Mathematical Model for Evaluating Roundness Errors by Minimum Circumscribed Circle Method
| Periodical | Advanced Materials Research (Volumes 328 - 330) |
|---|---|
| Main Theme | Mechatronics and Materials Processing I |
| Edited by | Liangchi Zhang, Chunliang Zhang and Zichen Chen |
| Pages | 380-383 |
| DOI | 10.4028/www.scientific.net/AMR.328-330.380 |
| Citation | Ping Liu et al., 2011, Advanced Materials Research, 328-330, 380 |
| Online since | September, 2011 |
| Authors | Ping Liu, Hui Yi Miao |
| Keywords | Convex Function, Form Error, Minimun Circumscribed Circle, Objective Function, Optimization, Roundness |
| Price | US$ 28,- |
An unconstrained optimization model is established for assessing roundness errors by the minimum circumscribed circle method based on radial deviation measurement. The properties of the objective function in the optimization model are thoroughly researched.
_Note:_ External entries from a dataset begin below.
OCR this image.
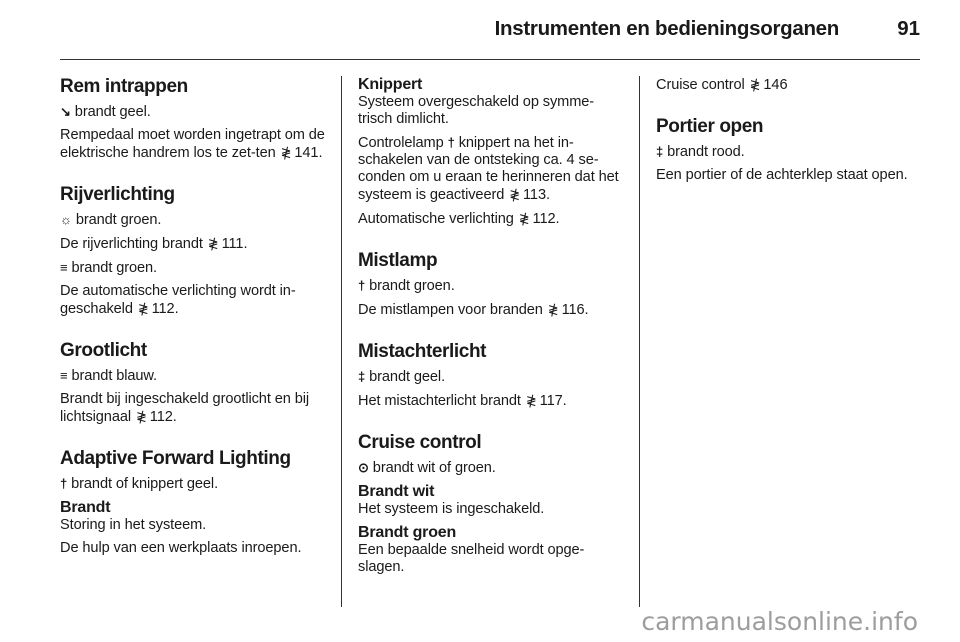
Instrumenten en bedieningsorganen	91

Rem intrappen

↘ brandt geel.

Rempedaal moet worden ingetrapt om de elektrische handrem los te zet-ten ≹ 141.

Rijverlichting

☼ brandt groen.

De rijverlichting brandt ≹ 111.

≡ brandt groen.

De automatische verlichting wordt in-geschakeld ≹ 112.

Grootlicht

≡ brandt blauw.

Brandt bij ingeschakeld grootlicht en bij lichtsignaal ≹ 112.

Adaptive Forward Lighting

† brandt of knippert geel.

Brandt

Storing in het systeem.

De hulp van een werkplaats inroepen.

Knippert

Systeem overgeschakeld op symme-trisch dimlicht.

Controlelamp † knippert na het in-schakelen van de ontsteking ca. 4 se-conden om u eraan te herinneren dat het systeem is geactiveerd ≹ 113.

Automatische verlichting ≹ 112.

Mistlamp

† brandt groen.

De mistlampen voor branden ≹ 116.

Mistachterlicht

‡ brandt geel.

Het mistachterlicht brandt ≹ 117.

Cruise control

⊙ brandt wit of groen.

Brandt wit

Het systeem is ingeschakeld.

Brandt groen

Een bepaalde snelheid wordt opge-slagen.

Cruise control ≹ 146

Portier open

‡ brandt rood.

Een portier of de achterklep staat open.

carmanualsonline.info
On the basis of the modern theory on convex functions, it is strictly proved that the objective function is a continuous and non-differentiable and convex function defined on the two-dimensional Euclidean space. The minimal value of the objective function is unique and any of its minimal point must be its global minimal point. Any existing optimization algorithm, so long as it is convergent, can be used to solve the objective function in order to get the wanted roundness errors by the minimun circumscribed circle assessment. One example is given to verify the theoretical results presented.